With the support of Tan's congressional representative, Jackie Speier, California senator Dianne Feinstein introduced a private bill
on Tan's behalf, giving her a reprieve from deportation and allowing Tan to stay in the U.S. with her family until next year.
"Roi's case, like Shirley's, really shines a light on the very real
consequences of continuing to discriminate against binational couples,"
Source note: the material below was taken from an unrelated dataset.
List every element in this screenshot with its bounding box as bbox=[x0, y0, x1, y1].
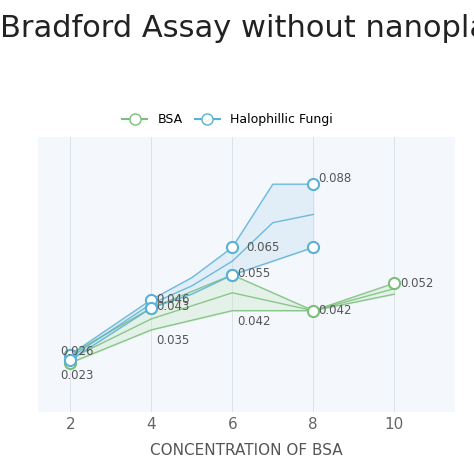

says Immigration Equality spokesman Steve Ralls. "If there were ever a
case where member of Congress should feel compelled to intervene, this
would seem to be it. Aurelio played by rules. He left the country when
he was instructed to, he was 110% honest on every piece of
paperwork with immigration, and now he and his partner are being
punished for that. People who demand that immigrants play by the rules
need to be the first in line to say Aurelio should be back in this
A governmental remedy for Whaley and Tolentino differs from that of Tan
and her wife, Jay Mercado, Ralls explains. The two men are requesting
that the Department of Homeland Security grant a "humanitarian parole," in which Tolentino would be temporarily allowed back into the U.S. to care
for Whaley. In one recent high-profile example, Department of Homeland Security secretary Janet
Napolitano granted humanitarian parole to Haitian orphans in need of
medical care following the country's devastating earthquake in January.
Humanitarian parole requests are more viable when supported by a congressional representative. In June, Massachusetts senator John Kerry
successfully lobbied for a Massachusetts gay couple, Tim Coco and
Genesio Oliveira, to be reunited for one year after Oliveira's asylum
request was denied, forcing him to return to Brazil. "Here were two
people who loved each other and were as committed to each other as you
could ever imagine, and a quirk in the law was being allowed to keep
them apart. I just wanted to do everything I could to reunite them,''
Kerry said in a statement about the couple.
Whaley's House representative, Gene Taylor of Mississippi, has
indicated he may be willing to help, as reported Tuesday by the Dallas Voice. In a Tuesday e-mail to Whaley, Kathy Holland, Taylor's
constituent liaison, wrote that the congressman's office has reached
out to Obama administration officials and that an immigration liaison is currently
researching whether "there [is] anything that could be done to help you and
Aurelio." Ethan Rabin, Taylor's press secretary, told The Advocate
that his office is considering how it may be able to assist Whaley in
his request but declined further comment.
Hopeful for a resolution that could bring them together, Whaley is
currently visiting Tolentino in Canada, where the couple wed earlier
this year. "We kept postponing this marriage," Whaley says. "But life
is short. So we finally decided to go for it. To live in the moment."